La distinction entre activité et passivité n’est donc plus aussi nette que dans les conceptions du sujet de la philosophie moderne (conçu soit comme réceptacle entièrement passif du monde, soit comme pure activité créatrice de représentations), l’ego se constituant toujours ici dans leur entrelacs. Jamais déjà donné, ses différentes parties sont toujours à la fois en rapport de commandement (actif) et de dépendance (passif) les unes avec les autres.
C’est même, précisément, ce mécanisme qui lui permet d’évoluer, de grandir. Il n’y a pas de différence de nature entre le mouvement de la réparation et celui de l’évolution, de l’invention : évolution (evolvere) signifiant « se déployer », relâcher la force accumulée en soi grâce à une nouvelle organisation où nous tenons mieux ensemble, pourvoyeuse d’une nouvelle direction. Il y a bien, en revanche, solidarité entre les deux conditions du vivant précédemment évoquées. Aucune catégorie n’existe donc a priori, y compris celles de la table des catégories de la Critique de la Raison Pure. La quantité, par exemple, n’est qu’une assimilation parmi d’autres, mais la vie serait presque impossible sans la « falsification continuelle du monde par le nombre ». Une phrase de Nietzsche dont il faut au passage bien se rappeler, tant on a entendu durant cette période de « syndémie » — terme que Mme Stiegler préfère à celui de « pandémie »[19] — cette irritante petite ritournelle de chaîne d’information en continu : « les chiffres ne mentent pas ».

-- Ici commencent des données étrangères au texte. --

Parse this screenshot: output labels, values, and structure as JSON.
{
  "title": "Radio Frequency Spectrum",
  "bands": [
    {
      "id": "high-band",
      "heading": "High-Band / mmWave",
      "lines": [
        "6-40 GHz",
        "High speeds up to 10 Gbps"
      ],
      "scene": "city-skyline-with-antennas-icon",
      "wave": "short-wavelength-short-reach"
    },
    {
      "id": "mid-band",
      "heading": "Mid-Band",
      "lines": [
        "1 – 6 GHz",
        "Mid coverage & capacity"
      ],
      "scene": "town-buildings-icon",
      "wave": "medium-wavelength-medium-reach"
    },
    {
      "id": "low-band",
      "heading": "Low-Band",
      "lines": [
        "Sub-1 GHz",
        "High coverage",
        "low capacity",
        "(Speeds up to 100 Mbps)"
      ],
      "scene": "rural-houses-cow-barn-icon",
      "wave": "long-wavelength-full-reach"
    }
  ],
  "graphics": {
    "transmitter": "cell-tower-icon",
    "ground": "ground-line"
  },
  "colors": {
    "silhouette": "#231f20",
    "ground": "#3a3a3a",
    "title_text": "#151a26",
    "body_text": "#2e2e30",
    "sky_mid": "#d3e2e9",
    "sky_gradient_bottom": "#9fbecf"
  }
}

Les célèbres vues morales de Nietzsche sur la valeur de la souffrance découlent aussi de cette analyse, et seraient même issues (ou du moins, confirmées) de l’observation par Wilhelm Roux d’un « effet trophique [favorisant] de l’excitation sur l’assimilation », que le fragment posthume suivant atteste :
« En morale, augmentation de la puissance là où se produisent les plus fines blessures grâce auxquelles le besoin d’appropriation s’accroît » [20]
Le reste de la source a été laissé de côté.